News
February 1, 2026

Cyclic Materials to Build $82M Rare Earth Recycling Campus in South Carolina

Construction Owners Editorial Team

Cyclic Materials is investing more than $82 million to develop a new rare earth recycling campus in McBee, South Carolina, strengthening domestic supply chains for critical materials used across automotive, defense, and advanced manufacturing industries.

Courtesy: Photo by Cyclic Materials

The new campus will combine the company’s second U.S. Spoke facility with its largest Hub facility to date, initially capable of processing 2,000 tons of magnet material annually, with plans to scale operations to 6,000 tons per year as demand grows.

Advanced Recycling Technologies at the Core

The integrated Spoke-and-Hub operation will deploy Cyclic Materials’ proprietary MagCycle and REEPure processes to recover Mixed Rare Earth Oxides (MREO) from end-of-life products that are typically discarded rather than recycled. These recovered materials play a vital role in producing electric and hybrid vehicles, advanced electronics, artificial intelligence infrastructure, and high-performance permanent magnets used in defense systems, wind turbines, and industrial manufacturing equipment.

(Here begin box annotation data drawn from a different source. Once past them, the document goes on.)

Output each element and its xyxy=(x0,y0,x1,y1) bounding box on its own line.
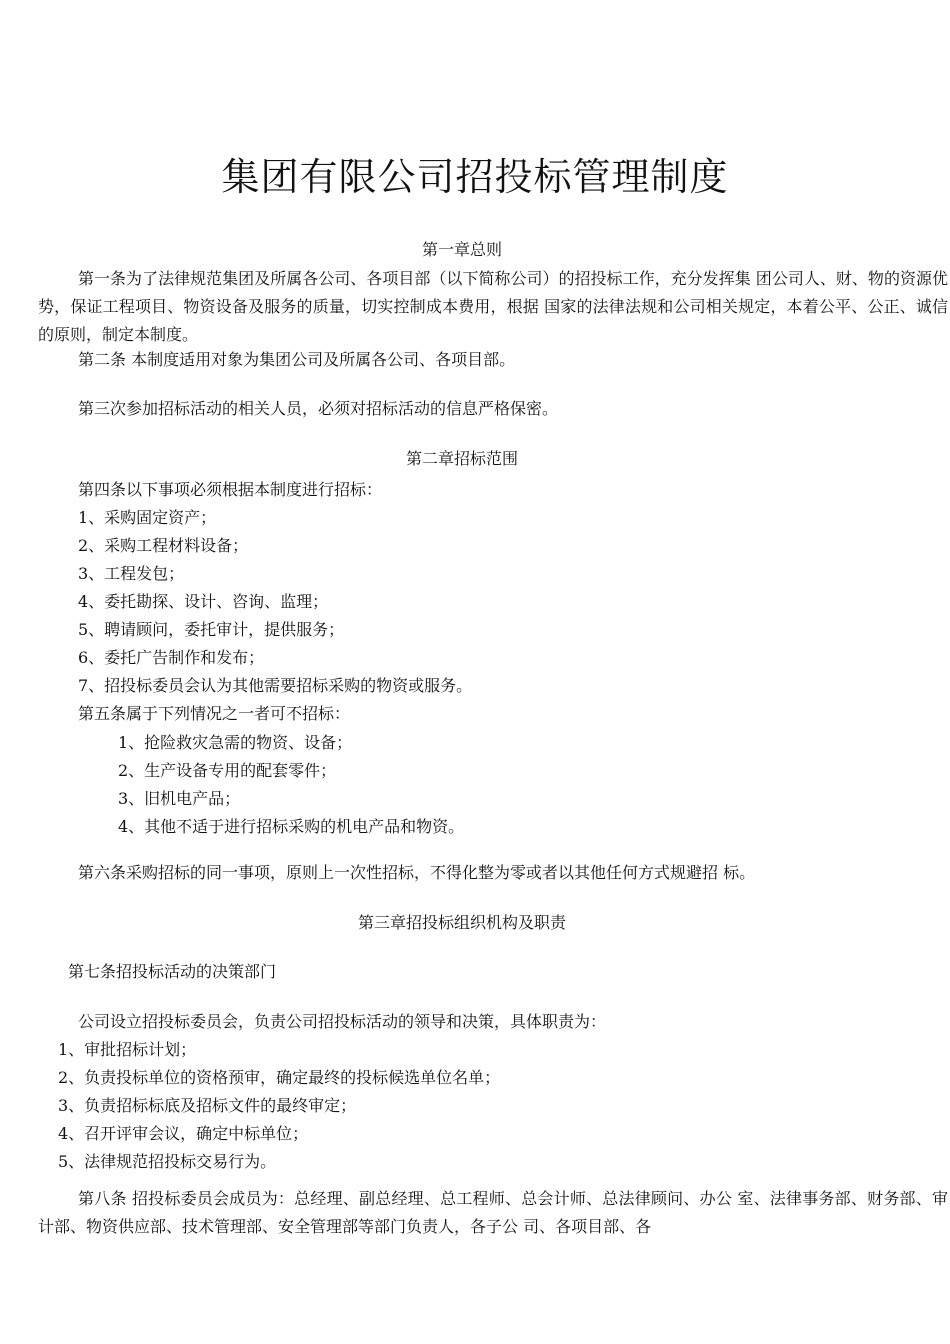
list-item: 4、召开评审会议，确定中标单位； xyxy=(58,1124,309,1143)
committee-intro: 公司设立招投标委员会，负责公司招投标活动的领导和决策，具体职责为： xyxy=(78,1012,607,1031)
chapter-3-heading: 第三章招投标组织机构及职责 xyxy=(357,913,566,932)
list-item: 7、招投标委员会认为其他需要招标采购的物资或服务。 xyxy=(78,676,473,695)
article-5: 第五条属于下列情况之一者可不招标： xyxy=(78,704,351,723)
article-2: 第二条 本制度适用对象为集团公司及所属各公司、各项目部。 xyxy=(78,350,516,369)
list-item: 2、生产设备专用的配套零件； xyxy=(118,761,337,780)
list-item: 4、委托勘探、设计、咨询、监理； xyxy=(78,592,329,611)
chapter-1-heading: 第一章总则 xyxy=(421,240,502,259)
list-item: 5、法律规范招投标交易行为。 xyxy=(58,1152,277,1171)
list-item: 3、负责招标标底及招标文件的最终审定； xyxy=(58,1096,357,1115)
article-4: 第四条以下事项必须根据本制度进行招标： xyxy=(78,480,383,499)
article-8: 第八条 招投标委员会成员为：总经理、副总经理、总工程师、总会计师、总法律顾问、办公 室、法律事务部、财务部、审计部、物资供应部、技术管理部、安全管理部等部门负责人，各子公 司、各项目部、各 xyxy=(38,1189,948,1236)
list-item: 5、聘请顾问，委托审计，提供服务； xyxy=(78,620,345,639)
list-item: 2、负责投标单位的资格预审，确定最终的投标候选单位名单； xyxy=(58,1068,501,1087)
list-item: 3、旧机电产品； xyxy=(118,789,241,808)
list-item: 2、采购工程材料设备； xyxy=(78,536,249,555)
article-7: 第七条招投标活动的决策部门 xyxy=(68,962,277,981)
article-3: 第三次参加招标活动的相关人员，必须对招标活动的信息严格保密。 xyxy=(78,399,559,418)
list-item: 1、抢险救灾急需的物资、设备； xyxy=(118,733,353,752)
chapter-2-heading: 第二章招标范围 xyxy=(405,449,518,468)
article-6: 第六条采购招标的同一事项，原则上一次性招标，不得化整为零或者以其他任何方式规避招 标。 xyxy=(78,863,756,882)
list-item: 3、工程发包； xyxy=(78,564,185,583)
article-1: 第一条为了法律规范集团及所属各公司、各项目部（以下简称公司）的招投标工作，充分发挥集 团公司人、财、物的资源优势，保证工程项目、物资设备及服务的质量，切实控制成本费用，根据 国家的法律法规和公司相关规定，本着公平、公正、诚信的原则，制定本制度。 xyxy=(38,269,948,344)
list-item: 1、审批招标计划； xyxy=(58,1040,197,1059)
document-title: 集团有限公司招投标管理制度 xyxy=(221,155,729,199)
list-item: 4、其他不适于进行招标采购的机电产品和物资。 xyxy=(118,817,465,836)
list-item: 1、采购固定资产； xyxy=(78,508,217,527)
list-item: 6、委托广告制作和发布； xyxy=(78,648,265,667)
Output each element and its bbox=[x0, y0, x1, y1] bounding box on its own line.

Courtesy: Photo by Joe Holland on Unsplash

Supporting U.S. Manufacturing and Onshoring Efforts

At launch, the McBee facility is expected to produce 600 tons of MREO annually, with a planned expansion to 1,800 tons per year to meet growing market demand. Once fully scaled, the facility’s output would supply rare earth elements equivalent to those required to manufacture approximately 6 million hybrid vehicle transmissions annually.

By establishing the campus in South Carolina, Cyclic Materials aims to accelerate the onshoring of critical rare earth production, particularly heavy rare earth elements that are essential to U.S. energy, defense, and technology sectors. The project reflects broader industry efforts to reduce reliance on overseas supply chains while improving sustainability through advanced recycling.

Originally reported by IEN Staff in Design and Development Today.